Esta antologia de crónicas jornalísticas, publicada em Abril de 2018 pela Tinta-da-china, reúne mais de 60 textos de Pedro Mexia, publicados, na sua maioria, no Expresso entre 2011 e 2017, outros tantos no Público, e algumas crónicas publicadas ainda noutras publicações, algumas delas inclusive já reunidas anteriormente em volume – Nada de Melancolia, também com a chacela da Tinta-da-china, em 2008.

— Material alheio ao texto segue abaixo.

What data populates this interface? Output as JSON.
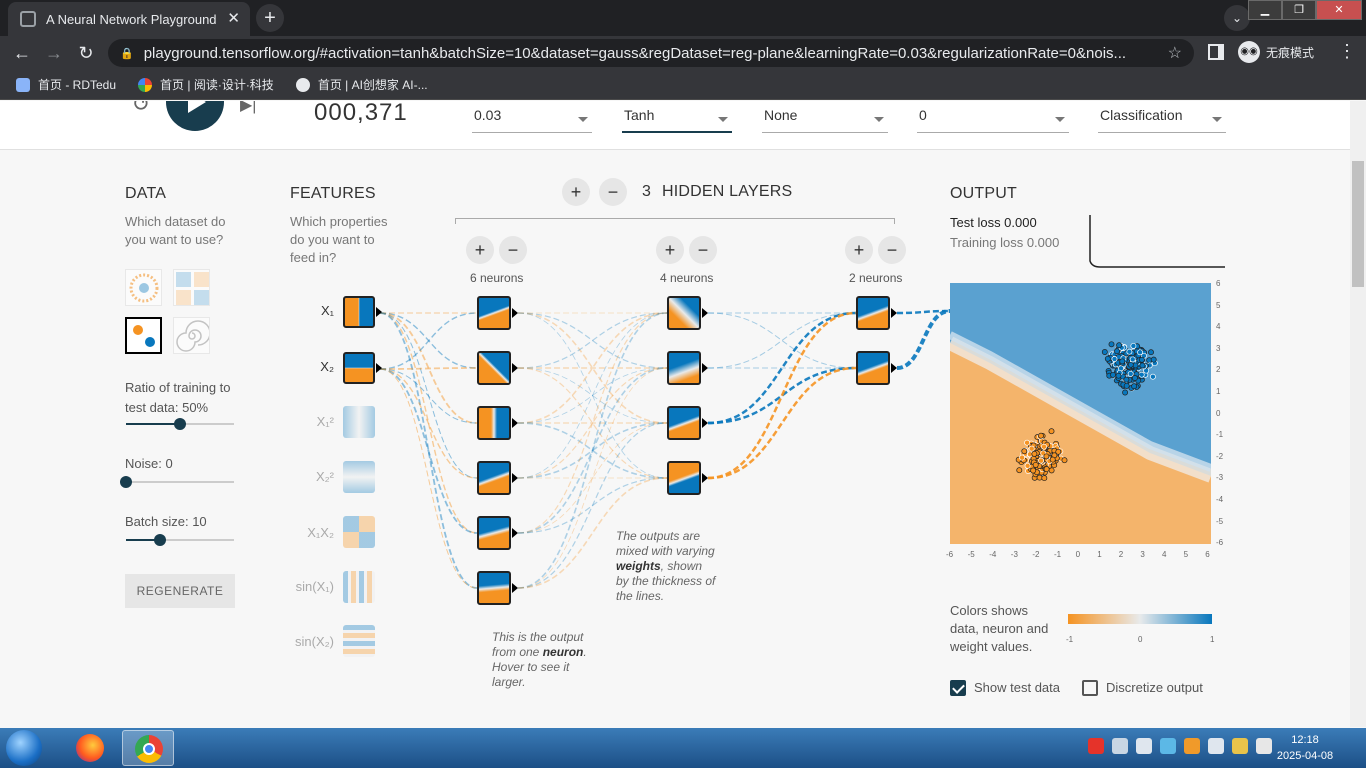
{
  "browser": {
    "tab_title": "A Neural Network Playground",
    "tab_close": "✕",
    "new_tab": "+",
    "tab_search": "⌄",
    "url": "playground.tensorflow.org/#activation=tanh&batchSize=10&dataset=gauss&regDataset=reg-plane&learningRate=0.03&regularizationRate=0&nois...",
    "incognito_label": "无痕模式",
    "bookmarks": [
      {
        "label": "首页 - RDTedu",
        "color": "#8ab4f8"
      },
      {
        "label": "首页 | 阅读·设计·科技",
        "color": "#fbbc04"
      },
      {
        "label": "首页 | AI创想家 AI-...",
        "color": "#e8eaed"
      }
    ],
    "window_buttons": [
      "▁",
      "❐",
      "✕"
    ]
  },
  "controls": {
    "epoch": "000,371",
    "learning_rate": "0.03",
    "activation": "Tanh",
    "regularization": "None",
    "regularization_rate": "0",
    "problem_type": "Classification"
  },
  "data_panel": {
    "heading": "DATA",
    "question": "Which dataset do you want to use?",
    "ratio_label": "Ratio of training to test data:  50%",
    "ratio_value": 50,
    "noise_label": "Noise:  0",
    "noise_value": 0,
    "batch_label": "Batch size:  10",
    "batch_value": 10,
    "regenerate_label": "REGENERATE"
  },
  "features_panel": {
    "heading": "FEATURES",
    "question": "Which properties do you want to feed in?",
    "features": [
      {
        "label": "X₁",
        "active": true
      },
      {
        "label": "X₂",
        "active": true
      },
      {
        "label": "X₁²",
        "active": false
      },
      {
        "label": "X₂²",
        "active": false
      },
      {
        "label": "X₁X₂",
        "active": false
      },
      {
        "label": "sin(X₁)",
        "active": false
      },
      {
        "label": "sin(X₂)",
        "active": false
      }
    ]
  },
  "network": {
    "hidden_layer_count": "3",
    "hidden_layers_label": "HIDDEN LAYERS",
    "plus": "+",
    "minus": "−",
    "layers": [
      {
        "neurons_label": "6 neurons",
        "count": 6
      },
      {
        "neurons_label": "4 neurons",
        "count": 4
      },
      {
        "neurons_label": "2 neurons",
        "count": 2
      }
    ],
    "note_neuron": {
      "pre": "This is the output from one ",
      "bold": "neuron",
      "post": ". Hover to see it larger."
    },
    "note_weights": {
      "pre": "The outputs are mixed with varying ",
      "bold": "weights",
      "post": ", shown by the thickness of the lines."
    }
  },
  "output_panel": {
    "heading": "OUTPUT",
    "test_loss": "Test loss 0.000",
    "training_loss": "Training loss 0.000",
    "y_ticks": [
      "6",
      "5",
      "4",
      "3",
      "2",
      "1",
      "0",
      "-1",
      "-2",
      "-3",
      "-4",
      "-5",
      "-6"
    ],
    "x_ticks": [
      "-6",
      "-5",
      "-4",
      "-3",
      "-2",
      "-1",
      "0",
      "1",
      "2",
      "3",
      "4",
      "5",
      "6"
    ],
    "legend_text": "Colors shows data, neuron and weight values.",
    "legend_ticks": [
      "-1",
      "0",
      "1"
    ],
    "show_test_data": "Show test data",
    "discretize_output": "Discretize output",
    "colors": {
      "positive": "#0877bd",
      "negative": "#f59322"
    }
  },
  "taskbar": {
    "time": "12:18",
    "date": "2025-04-08"
  }
}
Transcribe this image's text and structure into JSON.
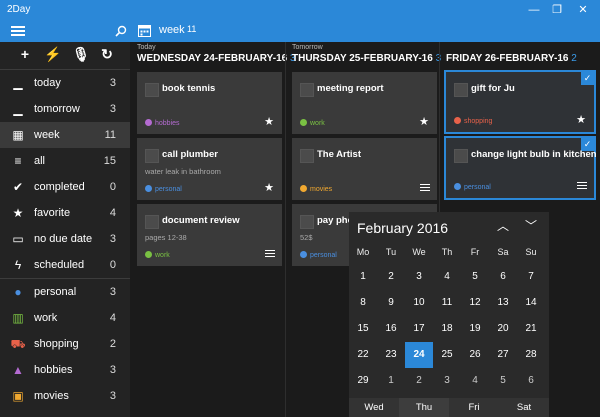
{
  "app": {
    "title": "2Day"
  },
  "window": {
    "minimize": "—",
    "maximize": "❐",
    "close": "✕"
  },
  "header": {
    "view_title": "week",
    "view_count": "11"
  },
  "toolbar": [
    {
      "icon": "plus-icon",
      "glyph": "+"
    },
    {
      "icon": "quick-add-icon",
      "glyph": "⚡"
    },
    {
      "icon": "microphone-icon",
      "glyph": "🎙"
    },
    {
      "icon": "sync-icon",
      "glyph": "↻"
    }
  ],
  "sidebar": {
    "items": [
      {
        "label": "today",
        "count": "3",
        "icon": "today-icon",
        "glyph": "▁"
      },
      {
        "label": "tomorrow",
        "count": "3",
        "icon": "tomorrow-icon",
        "glyph": "▁"
      },
      {
        "label": "week",
        "count": "11",
        "icon": "calendar-week-icon",
        "glyph": "▦"
      },
      {
        "label": "all",
        "count": "15",
        "icon": "list-icon",
        "glyph": "≡"
      },
      {
        "label": "completed",
        "count": "0",
        "icon": "checkmark-icon",
        "glyph": "✔"
      },
      {
        "label": "favorite",
        "count": "4",
        "icon": "star-icon",
        "glyph": "★"
      },
      {
        "label": "no due date",
        "count": "3",
        "icon": "calendar-icon",
        "glyph": "▭"
      },
      {
        "label": "scheduled",
        "count": "0",
        "icon": "bolt-icon",
        "glyph": "ϟ"
      },
      {
        "label": "personal",
        "count": "3",
        "icon": "person-icon",
        "glyph": "●"
      },
      {
        "label": "work",
        "count": "4",
        "icon": "building-icon",
        "glyph": "▥"
      },
      {
        "label": "shopping",
        "count": "2",
        "icon": "cart-icon",
        "glyph": "⛟"
      },
      {
        "label": "hobbies",
        "count": "3",
        "icon": "image-icon",
        "glyph": "▲"
      },
      {
        "label": "movies",
        "count": "3",
        "icon": "film-icon",
        "glyph": "▣"
      }
    ]
  },
  "columns": [
    {
      "small": "Today",
      "heading": "WEDNESDAY 24-FEBRUARY-16",
      "count": "3",
      "cards": [
        {
          "title": "book tennis",
          "note": "",
          "tag": "hobbies",
          "tag_color": "#b46bd1",
          "marker": "star"
        },
        {
          "title": "call plumber",
          "note": "water leak in bathroom",
          "tag": "personal",
          "tag_color": "#4a8fe0",
          "marker": "star"
        },
        {
          "title": "document review",
          "note": "pages 12-38",
          "tag": "work",
          "tag_color": "#7ac143",
          "marker": "lines"
        }
      ]
    },
    {
      "small": "Tomorrow",
      "heading": "THURSDAY 25-FEBRUARY-16",
      "count": "3",
      "cards": [
        {
          "title": "meeting report",
          "note": "",
          "tag": "work",
          "tag_color": "#7ac143",
          "marker": "star"
        },
        {
          "title": "The Artist",
          "note": "",
          "tag": "movies",
          "tag_color": "#f0a830",
          "marker": "lines"
        },
        {
          "title": "pay pho",
          "note": "52$",
          "tag": "personal",
          "tag_color": "#4a8fe0",
          "marker": "none"
        }
      ]
    },
    {
      "small": "",
      "heading": "FRIDAY 26-FEBRUARY-16",
      "count": "2",
      "cards": [
        {
          "title": "gift for Ju",
          "note": "",
          "tag": "shopping",
          "tag_color": "#e8624a",
          "marker": "star"
        },
        {
          "title": "change light bulb in kitchen",
          "note": "",
          "tag": "personal",
          "tag_color": "#4a8fe0",
          "marker": "lines"
        }
      ]
    }
  ],
  "calendar": {
    "title": "February 2016",
    "up": "︿",
    "down": "﹀",
    "weekdays": [
      "Mo",
      "Tu",
      "We",
      "Th",
      "Fr",
      "Sa",
      "Su"
    ],
    "weeks": [
      [
        "1",
        "2",
        "3",
        "4",
        "5",
        "6",
        "7"
      ],
      [
        "8",
        "9",
        "10",
        "11",
        "12",
        "13",
        "14"
      ],
      [
        "15",
        "16",
        "17",
        "18",
        "19",
        "20",
        "21"
      ],
      [
        "22",
        "23",
        "24",
        "25",
        "26",
        "27",
        "28"
      ],
      [
        "29",
        "1",
        "2",
        "3",
        "4",
        "5",
        "6"
      ]
    ],
    "selected": "24",
    "footer": [
      "Wed",
      "Thu",
      "Fri",
      "Sat"
    ]
  },
  "colors": {
    "accent": "#2b88d8",
    "card": "#3a3a3a",
    "background": "#1b1b1b"
  }
}
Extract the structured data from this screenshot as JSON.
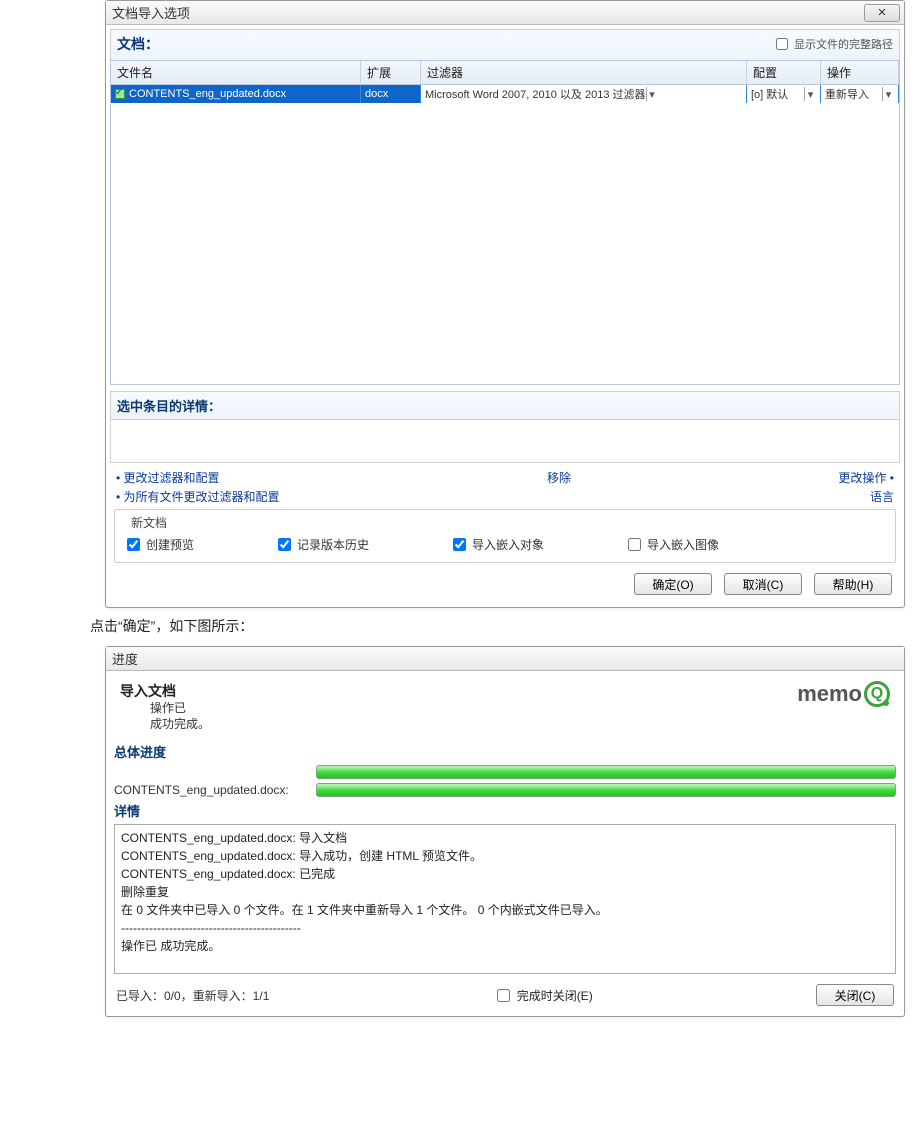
{
  "dialog1": {
    "title": "文档导入选项",
    "sectionLabel": "文档：",
    "showFullPathLabel": "显示文件的完整路径",
    "columns": {
      "name": "文件名",
      "ext": "扩展",
      "filter": "过滤器",
      "config": "配置",
      "op": "操作"
    },
    "row": {
      "filename": "CONTENTS_eng_updated.docx",
      "ext": "docx",
      "filter": "Microsoft Word 2007, 2010 以及 2013 过滤器",
      "config": "[o] 默认",
      "op": "重新导入"
    },
    "detailLabel": "选中条目的详情：",
    "links": {
      "changeFilter": "更改过滤器和配置",
      "changeAll": "为所有文件更改过滤器和配置",
      "remove": "移除",
      "changeOp": "更改操作",
      "language": "语言"
    },
    "groupLabel": "新文档",
    "checkboxes": {
      "createPreview": "创建预览",
      "recordHistory": "记录版本历史",
      "importEmbedObj": "导入嵌入对象",
      "importEmbedImg": "导入嵌入图像"
    },
    "buttons": {
      "ok": "确定(O)",
      "cancel": "取消(C)",
      "help": "帮助(H)"
    }
  },
  "caption": "点击“确定”，如下图所示：",
  "dialog2": {
    "title": "进度",
    "opTitle": "导入文档",
    "opSubLine1": "操作已",
    "opSubLine2": "成功完成。",
    "brand": "memo",
    "overallLabel": "总体进度",
    "fileProgressLabel": "CONTENTS_eng_updated.docx:",
    "detailsLabel": "详情",
    "detailLines": [
      "CONTENTS_eng_updated.docx:  导入文档",
      "CONTENTS_eng_updated.docx:  导入成功，创建 HTML 预览文件。",
      "CONTENTS_eng_updated.docx:  已完成",
      "删除重复",
      "在 0 文件夹中已导入 0 个文件。在 1 文件夹中重新导入 1 个文件。 0 个内嵌式文件已导入。",
      "---------------------------------------------",
      "操作已 成功完成。"
    ],
    "footer": {
      "summary": "已导入：0/0，重新导入：1/1",
      "closeOnFinish": "完成时关闭(E)",
      "close": "关闭(C)"
    }
  }
}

Lê-se na contracapa, e a negar de alguma forma o título, que «Lá Fora não é um livro sobre viagens demoradas a lugares exóticos, passeios venturosos a altas montanhas ou selvas escuras, ou grandes temporadas em metrópoles sofisticadas». Pedro Mexia descreve «lugares por onde passou e que, de alguma forma, não esqueceu», como Maputo («O país dos outros») ou Londres («Londres chama»), cidade com a qual mais se identifica e que o reconcilia «com o facto de estar vivo». Redescobre Lisboa («Lisboa, cidade aberta») e a modernização do seu plano urbanístico por Ressano Garcia, entre 1879 e 1903, ou vê Portugal na época da ditadura pelos olhos de quem o visitou de fora («Cartas portuguesas»). Mas Pedro Mexia escreve sobretudo sobre lugares mentais e por isso escreve também sobre os «não-lugares» («Terminal de aeroporto»), pois estas crónicas não são somente viagens, mas sobretudo o olhar do cronista sobre o mundo lá fora e com o devido distanciamento, capaz de permitir uma autoironia. Aliás, Mexia opta, em diversos momentos, por deixar as suas interrogações, sem pretender arrogar-se como detentor de uma verdade imposta a outrem.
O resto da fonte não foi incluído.